Hay pocas plantas más coloridas y diversas que el coleo. Las plantas de coleo no soportan las temperaturas bajo cero, pero los días frescos y más cortos estimulan un desarrollo interesante en estas plantas de follaje. ¿Las plantas de coleo tienen flores? La floración de la planta de coleo comienza como una señal de que se acerca el invierno y la planta debe producir semillas para continuar su dinastía genética. Sin embargo, la floración suele dar lugar a una planta desgarbada, por lo que es mejor aprender qué hacer con las flores del coleo si se desea mantener una planta compacta y de hojas densas. ¿Las plantas de coleo tienen flores?Muchos jardineros quedan encantados con las espigas de diminutas flores azules o blancas que produce el coleo al final de la temporada. Estas pequeñas flores son ideales para arreglos florales o pueden dejarse en la planta para realzar su belleza. Sin embargo, una vez que el coleo tiene espigas florales, puede volverse demasiado alto y desarrollar una forma menos atractiva. Puede evitarlo con un pequeño consejo o disfrutar del nuevo espectáculo que ofrecen las enérgicas flores, lo que prefiera. A menudo se considera que los coleos son ejemplares de follaje sombreado que alegran los rincones oscuros del jardín. Si bien esto es cierto en cierta medida, las plantas también pueden crecer a pleno sol con cierta protección de los rayos abrasadores del mediodía. La edad de la planta y el estrés pueden contribuir a la formación de flores en su coleo. El estrés puede provenir del exceso de calor, las condiciones de sequía y las noches frías al final de la temporada. La planta sabe que morirá si continúa expuesta a condiciones desfavorables, por lo que florece para producir semillas. La floración del coleo señala el final del ciclo de vida de la planta, y las plantas suelen morir poco después de que se les permita producir flores. Las flores atraen a las abejas y las mariposas y, en ocasiones, a los colibríes, y añaden un toque de color significativo a la planta en tonos azules, blancos o lavanda. Puede dejarlas tal cual y disfrutar de la planta como anual, o tomar medidas para fomentar un crecimiento más denso y una vida más larga en un invernadero o un marco frío.

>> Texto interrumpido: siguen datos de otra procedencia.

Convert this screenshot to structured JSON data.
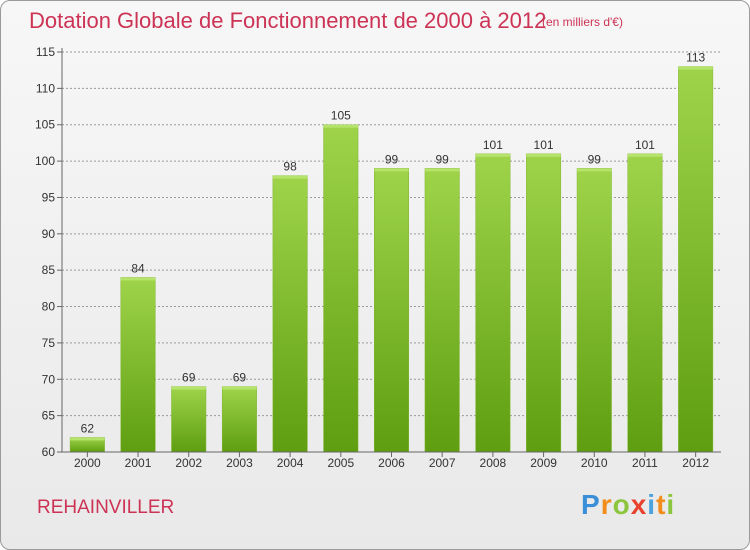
{
  "header": {
    "title": "Dotation Globale de Fonctionnement de 2000 à 2012",
    "subtitle": "(en milliers d'€)"
  },
  "footer": {
    "commune": "REHAINVILLER",
    "logo_letters": [
      "P",
      "r",
      "o",
      "x",
      "i",
      "t",
      "i"
    ]
  },
  "colors": {
    "title": "#cc3355",
    "bar_light": "#9fd44a",
    "bar_dark": "#5e9e10",
    "grid": "#9a9a9a"
  },
  "chart_data": {
    "type": "bar",
    "title": "Dotation Globale de Fonctionnement de 2000 à 2012",
    "xlabel": "",
    "ylabel": "",
    "ylim": [
      60,
      115
    ],
    "yticks": [
      60,
      65,
      70,
      75,
      80,
      85,
      90,
      95,
      100,
      105,
      110,
      115
    ],
    "grid": true,
    "categories": [
      "2000",
      "2001",
      "2002",
      "2003",
      "2004",
      "2005",
      "2006",
      "2007",
      "2008",
      "2009",
      "2010",
      "2011",
      "2012"
    ],
    "values": [
      62,
      84,
      69,
      69,
      98,
      105,
      99,
      99,
      101,
      101,
      99,
      101,
      113
    ]
  }
}
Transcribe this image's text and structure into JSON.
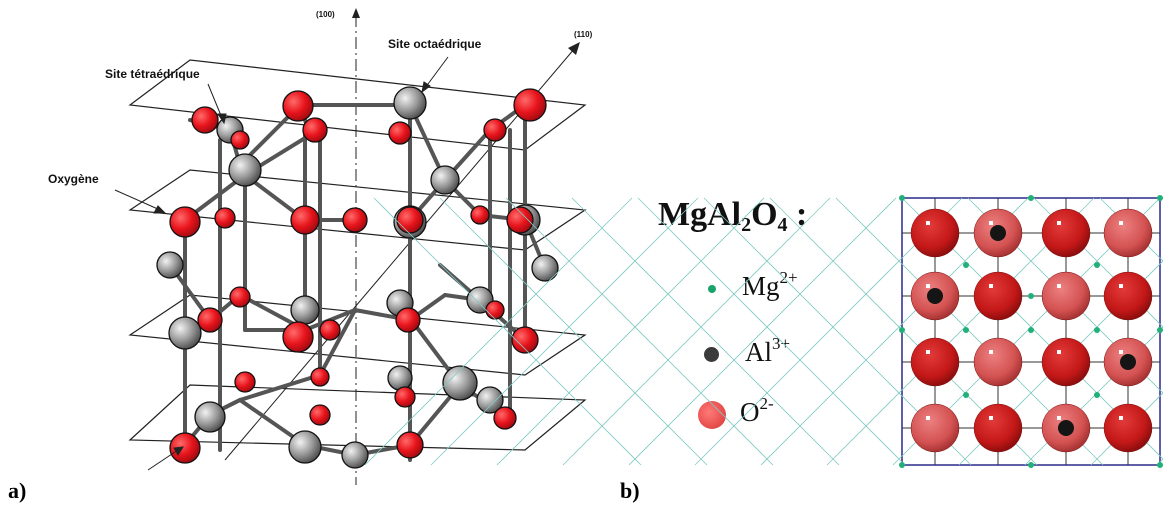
{
  "figure": {
    "panel_a": {
      "label": "a)",
      "annotations": {
        "axis_100": "(100)",
        "axis_110": "(110)",
        "site_octa": "Site octaédrique",
        "site_tetra": "Site tétraédrique",
        "oxygene": "Oxygène"
      }
    },
    "panel_b": {
      "label": "b)",
      "formula": {
        "main": "MgAl",
        "sub1": "2",
        "mid": "O",
        "sub2": "4",
        "colon": " :"
      },
      "legend": [
        {
          "ion": "Mg",
          "charge": "2+",
          "color": "#1aa36a",
          "icon": "mg-dot-icon"
        },
        {
          "ion": "Al",
          "charge": "3+",
          "color": "#3b3b3b",
          "icon": "al-dot-icon"
        },
        {
          "ion": "O",
          "charge": "2-",
          "color": "#e8504e",
          "icon": "o-dot-icon"
        }
      ],
      "lattice": {
        "grid": "4x4",
        "al_positions": [
          "row1-col2",
          "row2-col1",
          "row3-col4",
          "row4-col3"
        ],
        "o_color_dark": "#c81e1e",
        "o_color_light": "#d95a5a",
        "mg_color": "#22b07a"
      }
    }
  }
}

Qué hacer con las flores del coleo
Lo que haga con las espigas florales depende de usted. Dejar las flores tiende a provocar un menor desarrollo foliar y tallos más largos, probablemente porque la planta dirige su energía a la formación de flores. Puede pellizcar las espigas justo cuando se están formando y redirigir esa energía hacia la formación de hojas, al tiempo que ayuda a crear una forma más compacta y gruesa. Recorte el tallo hasta el primer nudo de crecimiento antes de que se forme la espiga. Utilice tijeras, podadoras o simplemente pellizque el crecimiento de los tallos delgados. Con el tiempo, brotarán nuevas hojas de la zona cortada y llenarán el espacio dejado por la espiga. Alternativamente, puede dejar que las flores crezcan y produzcan semillas. Si una planta de coleo tiene espigas florales, simplemente espere a que caigan los pétalos y se forme un pequeño fruto. Las semillas son diminutas y se verán cuando la cápsula o el fruto se parta. Guárdelas en una bolsa de plástico hasta que esté listo para plantarlas. Las plantas de coleo son fáciles de cultivar a partir de semillas, ya sea en interior o en exterior, cuando las temperaturas son de al menos 18 °C (65 °F).
Sembrar semillas de coleo
El coleo se puede cultivar a partir de esquejes o semillas. Si ha guardado las semillas, puede plantarlas en cualquier momento si las cultiva en interior. Si tiene intención de utilizarlas en el exterior, espere hasta que la temperatura del suelo se haya calentado y haya pasado todo peligro de heladas, o siembre en interior en bandejas 10 semanas antes de la fecha de la última helada. Siembre las semillas en un medio estéril humedecido en bandejas. Cubra las semillas diminutas con una fina capa del medio. Cubra la bandeja con una tapa de plástico y manténgala húmeda en un lugar cálido hasta que broten. Aclare las plántulas y trasplántelas a macetas más grandes cuando tengan dos pares de hojas verdaderas. Cultívelas en macetas en interior hasta que las temperaturas exteriores alcancen al menos los 18 °C (65 °F) y luego aclárelas gradualmente antes de trasplantarlas a macetas o parterres preparados. De esta manera, las espigas florales pueden adornar las plantas para darles un mayor atractivo y proporcionar una nueva generación de plantas para los años venideros.